Hamdeen Sabbahi will file a lawsuit calling for the suspension of Egypt`s presidential election because of alleged voting irregularities and a pending case over the right of former Prime Minister Ahmed Shafiq to stand, Sabbahi`s lawyer said Saturday.
Sabbahi is a leftist presidential candidate who did not make it into the run-offs by a very small margin.
"We will present an appeal on behalf of candidate Hamdeen Sabbahi ... to the Presidential Elections Commission, citing a series of irregularities ... that have affected the outcome of the first round," lawyer Essam El-Islamboly told Reuters.

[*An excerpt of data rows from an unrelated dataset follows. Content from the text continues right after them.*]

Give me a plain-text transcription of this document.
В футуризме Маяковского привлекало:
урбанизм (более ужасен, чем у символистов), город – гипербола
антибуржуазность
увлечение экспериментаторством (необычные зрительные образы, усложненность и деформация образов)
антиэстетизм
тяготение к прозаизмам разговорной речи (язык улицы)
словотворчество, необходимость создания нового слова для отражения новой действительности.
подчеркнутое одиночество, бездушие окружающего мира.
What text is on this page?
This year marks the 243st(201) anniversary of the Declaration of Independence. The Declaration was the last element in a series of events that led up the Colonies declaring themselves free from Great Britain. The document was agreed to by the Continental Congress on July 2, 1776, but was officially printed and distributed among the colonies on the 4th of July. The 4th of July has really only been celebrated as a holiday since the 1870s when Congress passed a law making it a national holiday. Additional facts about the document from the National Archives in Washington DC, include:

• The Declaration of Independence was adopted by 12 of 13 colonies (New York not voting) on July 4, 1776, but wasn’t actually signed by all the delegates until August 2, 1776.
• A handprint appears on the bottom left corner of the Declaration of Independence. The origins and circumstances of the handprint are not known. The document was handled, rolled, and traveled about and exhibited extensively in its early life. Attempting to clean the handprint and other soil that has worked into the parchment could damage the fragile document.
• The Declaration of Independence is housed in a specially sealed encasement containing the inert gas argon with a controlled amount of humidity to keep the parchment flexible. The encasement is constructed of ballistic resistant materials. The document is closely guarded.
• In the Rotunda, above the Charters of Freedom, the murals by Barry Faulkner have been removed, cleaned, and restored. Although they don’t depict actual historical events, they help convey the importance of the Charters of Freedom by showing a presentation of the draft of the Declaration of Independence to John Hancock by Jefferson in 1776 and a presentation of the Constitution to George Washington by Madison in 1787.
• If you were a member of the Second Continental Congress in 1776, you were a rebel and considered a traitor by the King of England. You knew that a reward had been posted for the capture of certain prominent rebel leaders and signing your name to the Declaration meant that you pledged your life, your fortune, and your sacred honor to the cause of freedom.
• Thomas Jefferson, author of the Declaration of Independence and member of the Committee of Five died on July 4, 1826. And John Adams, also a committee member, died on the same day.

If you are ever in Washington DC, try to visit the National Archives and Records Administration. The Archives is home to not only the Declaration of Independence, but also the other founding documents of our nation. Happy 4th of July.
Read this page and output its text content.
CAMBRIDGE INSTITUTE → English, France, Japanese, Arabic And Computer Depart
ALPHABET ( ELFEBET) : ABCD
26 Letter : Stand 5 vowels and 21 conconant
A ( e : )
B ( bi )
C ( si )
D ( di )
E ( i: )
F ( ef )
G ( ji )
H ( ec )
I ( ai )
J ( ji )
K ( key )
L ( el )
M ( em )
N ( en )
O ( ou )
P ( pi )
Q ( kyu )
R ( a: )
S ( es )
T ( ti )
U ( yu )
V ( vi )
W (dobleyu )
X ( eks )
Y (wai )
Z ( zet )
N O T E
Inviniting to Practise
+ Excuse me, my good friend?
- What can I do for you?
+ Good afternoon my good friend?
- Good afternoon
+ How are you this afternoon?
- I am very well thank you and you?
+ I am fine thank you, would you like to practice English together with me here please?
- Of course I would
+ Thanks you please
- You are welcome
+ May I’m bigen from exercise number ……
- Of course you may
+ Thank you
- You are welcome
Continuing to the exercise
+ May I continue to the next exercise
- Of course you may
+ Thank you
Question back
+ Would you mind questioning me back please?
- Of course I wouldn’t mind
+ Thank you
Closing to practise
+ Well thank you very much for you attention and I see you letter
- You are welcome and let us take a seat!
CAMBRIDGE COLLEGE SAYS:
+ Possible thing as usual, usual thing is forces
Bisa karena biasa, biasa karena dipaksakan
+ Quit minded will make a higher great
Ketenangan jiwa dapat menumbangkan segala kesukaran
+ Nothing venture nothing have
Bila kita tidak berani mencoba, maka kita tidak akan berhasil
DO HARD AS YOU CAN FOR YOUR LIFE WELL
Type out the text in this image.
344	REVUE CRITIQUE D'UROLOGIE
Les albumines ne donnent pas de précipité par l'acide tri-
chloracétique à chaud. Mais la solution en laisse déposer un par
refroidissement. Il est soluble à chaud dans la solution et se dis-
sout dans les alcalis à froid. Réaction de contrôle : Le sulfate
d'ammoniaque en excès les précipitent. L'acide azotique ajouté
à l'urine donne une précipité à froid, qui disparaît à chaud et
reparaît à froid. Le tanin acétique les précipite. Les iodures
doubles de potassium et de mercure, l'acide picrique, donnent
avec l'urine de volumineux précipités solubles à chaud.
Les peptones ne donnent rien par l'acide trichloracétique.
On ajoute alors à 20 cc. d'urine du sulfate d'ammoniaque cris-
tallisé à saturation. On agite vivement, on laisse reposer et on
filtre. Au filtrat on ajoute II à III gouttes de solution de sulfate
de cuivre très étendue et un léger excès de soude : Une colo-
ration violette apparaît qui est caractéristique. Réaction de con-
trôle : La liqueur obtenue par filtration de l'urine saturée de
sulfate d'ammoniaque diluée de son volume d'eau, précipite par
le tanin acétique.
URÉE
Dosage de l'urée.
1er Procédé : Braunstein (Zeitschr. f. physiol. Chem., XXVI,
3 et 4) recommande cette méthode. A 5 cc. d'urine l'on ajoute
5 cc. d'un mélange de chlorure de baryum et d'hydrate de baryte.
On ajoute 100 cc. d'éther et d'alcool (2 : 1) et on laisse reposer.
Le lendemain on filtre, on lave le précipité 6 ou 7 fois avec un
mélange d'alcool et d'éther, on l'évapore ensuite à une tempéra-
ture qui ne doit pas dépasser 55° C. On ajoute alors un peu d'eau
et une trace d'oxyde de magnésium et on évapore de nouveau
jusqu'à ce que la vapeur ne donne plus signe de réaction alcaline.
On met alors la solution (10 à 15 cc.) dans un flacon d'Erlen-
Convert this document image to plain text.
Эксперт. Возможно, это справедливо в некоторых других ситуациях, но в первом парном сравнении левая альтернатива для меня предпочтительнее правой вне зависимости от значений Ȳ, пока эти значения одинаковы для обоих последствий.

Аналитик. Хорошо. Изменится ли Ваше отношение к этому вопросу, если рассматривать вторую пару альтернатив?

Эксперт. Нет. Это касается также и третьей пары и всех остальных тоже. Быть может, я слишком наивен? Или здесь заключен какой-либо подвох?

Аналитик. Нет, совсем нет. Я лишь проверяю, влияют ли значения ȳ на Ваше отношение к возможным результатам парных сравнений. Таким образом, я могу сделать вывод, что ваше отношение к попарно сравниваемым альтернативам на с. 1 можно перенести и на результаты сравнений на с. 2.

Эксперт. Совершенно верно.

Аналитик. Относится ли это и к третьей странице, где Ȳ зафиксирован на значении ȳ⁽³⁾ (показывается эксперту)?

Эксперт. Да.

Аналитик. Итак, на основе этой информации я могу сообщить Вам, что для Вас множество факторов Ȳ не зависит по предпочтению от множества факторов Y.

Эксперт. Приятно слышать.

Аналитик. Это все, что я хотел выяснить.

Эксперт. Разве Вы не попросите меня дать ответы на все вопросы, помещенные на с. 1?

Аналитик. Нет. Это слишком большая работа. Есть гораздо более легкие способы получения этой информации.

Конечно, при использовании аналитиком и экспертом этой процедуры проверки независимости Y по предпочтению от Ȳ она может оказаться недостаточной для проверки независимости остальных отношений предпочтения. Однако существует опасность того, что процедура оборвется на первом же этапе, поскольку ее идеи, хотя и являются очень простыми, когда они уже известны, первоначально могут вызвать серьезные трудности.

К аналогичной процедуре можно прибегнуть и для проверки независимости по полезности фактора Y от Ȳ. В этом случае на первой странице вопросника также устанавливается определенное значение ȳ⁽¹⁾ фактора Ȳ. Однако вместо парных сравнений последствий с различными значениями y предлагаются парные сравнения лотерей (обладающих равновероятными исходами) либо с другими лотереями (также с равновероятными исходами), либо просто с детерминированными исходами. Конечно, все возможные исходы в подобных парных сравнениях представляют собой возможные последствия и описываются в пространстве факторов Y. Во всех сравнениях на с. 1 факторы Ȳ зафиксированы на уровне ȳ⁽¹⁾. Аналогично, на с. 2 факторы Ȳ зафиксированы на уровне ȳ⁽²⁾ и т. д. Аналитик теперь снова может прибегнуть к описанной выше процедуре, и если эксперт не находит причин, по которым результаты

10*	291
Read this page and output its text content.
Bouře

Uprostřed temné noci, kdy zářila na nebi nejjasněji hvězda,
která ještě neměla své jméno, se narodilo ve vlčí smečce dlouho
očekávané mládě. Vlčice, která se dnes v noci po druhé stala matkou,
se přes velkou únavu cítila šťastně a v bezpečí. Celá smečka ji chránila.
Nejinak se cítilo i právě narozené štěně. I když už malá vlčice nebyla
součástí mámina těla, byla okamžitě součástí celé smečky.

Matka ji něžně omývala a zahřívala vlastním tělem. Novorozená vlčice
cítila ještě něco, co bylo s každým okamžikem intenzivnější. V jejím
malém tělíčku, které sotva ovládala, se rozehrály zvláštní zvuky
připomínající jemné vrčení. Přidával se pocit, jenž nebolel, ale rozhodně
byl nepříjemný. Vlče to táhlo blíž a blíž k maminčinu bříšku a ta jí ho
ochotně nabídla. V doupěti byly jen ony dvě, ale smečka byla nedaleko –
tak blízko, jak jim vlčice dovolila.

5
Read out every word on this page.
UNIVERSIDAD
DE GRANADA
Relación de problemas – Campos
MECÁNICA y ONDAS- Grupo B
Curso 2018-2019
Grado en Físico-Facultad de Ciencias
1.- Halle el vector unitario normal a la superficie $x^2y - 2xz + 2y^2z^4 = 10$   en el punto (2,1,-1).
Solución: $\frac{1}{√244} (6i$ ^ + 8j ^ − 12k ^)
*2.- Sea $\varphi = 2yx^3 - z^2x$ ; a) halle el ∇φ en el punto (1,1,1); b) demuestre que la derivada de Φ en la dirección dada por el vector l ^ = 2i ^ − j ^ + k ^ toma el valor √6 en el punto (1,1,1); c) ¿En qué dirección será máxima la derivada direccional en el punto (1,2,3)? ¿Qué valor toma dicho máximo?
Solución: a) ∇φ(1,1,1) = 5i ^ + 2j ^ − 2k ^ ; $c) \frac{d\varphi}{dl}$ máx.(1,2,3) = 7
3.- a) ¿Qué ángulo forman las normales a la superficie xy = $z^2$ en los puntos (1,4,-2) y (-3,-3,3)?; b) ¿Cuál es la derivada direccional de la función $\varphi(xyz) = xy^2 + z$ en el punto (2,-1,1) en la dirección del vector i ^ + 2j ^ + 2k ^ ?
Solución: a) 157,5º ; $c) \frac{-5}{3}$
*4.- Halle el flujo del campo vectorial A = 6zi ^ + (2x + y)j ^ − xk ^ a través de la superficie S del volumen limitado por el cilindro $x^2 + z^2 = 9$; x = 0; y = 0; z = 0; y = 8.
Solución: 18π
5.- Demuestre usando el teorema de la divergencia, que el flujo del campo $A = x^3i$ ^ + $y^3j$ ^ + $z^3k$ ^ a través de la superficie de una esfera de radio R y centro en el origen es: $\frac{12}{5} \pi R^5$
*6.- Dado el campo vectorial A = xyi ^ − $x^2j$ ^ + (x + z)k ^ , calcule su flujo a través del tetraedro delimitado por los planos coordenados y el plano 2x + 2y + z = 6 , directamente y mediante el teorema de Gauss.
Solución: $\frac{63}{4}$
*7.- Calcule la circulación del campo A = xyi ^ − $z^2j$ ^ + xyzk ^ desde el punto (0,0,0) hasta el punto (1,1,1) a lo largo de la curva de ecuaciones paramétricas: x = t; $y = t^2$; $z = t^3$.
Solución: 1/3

Islamboly said the appeal, to be lodged on Sunday or Monday at the latest, will ask the commission to suspend the election until the public prosecutor checks a claim by a police officer that the Interior Ministry had illegally assigned 900,000 votes to Shafiq.
Parliament had passed a political exclusion law disqualifying Hosni Mubarak`s prime ministers from running for high office, but the elections commission declined to enforce the rule, instead sending it to the Supreme Constitutional Court.
Essam al-Erian, deputy head of the Muslim Brotherhood`s Freedom and Justice Party, told reporters Friday that Brotherhood candidate Mohamed Morsy won the first round of the election with twenty-five percent of the vote, followed by Shafiq with twenty-four percent. The first round was held Wednesday and Thursday.
Sabbahi came third with twenty-two percent of the vote, according to figures collated by Brotherhood observers at polling stations across the country.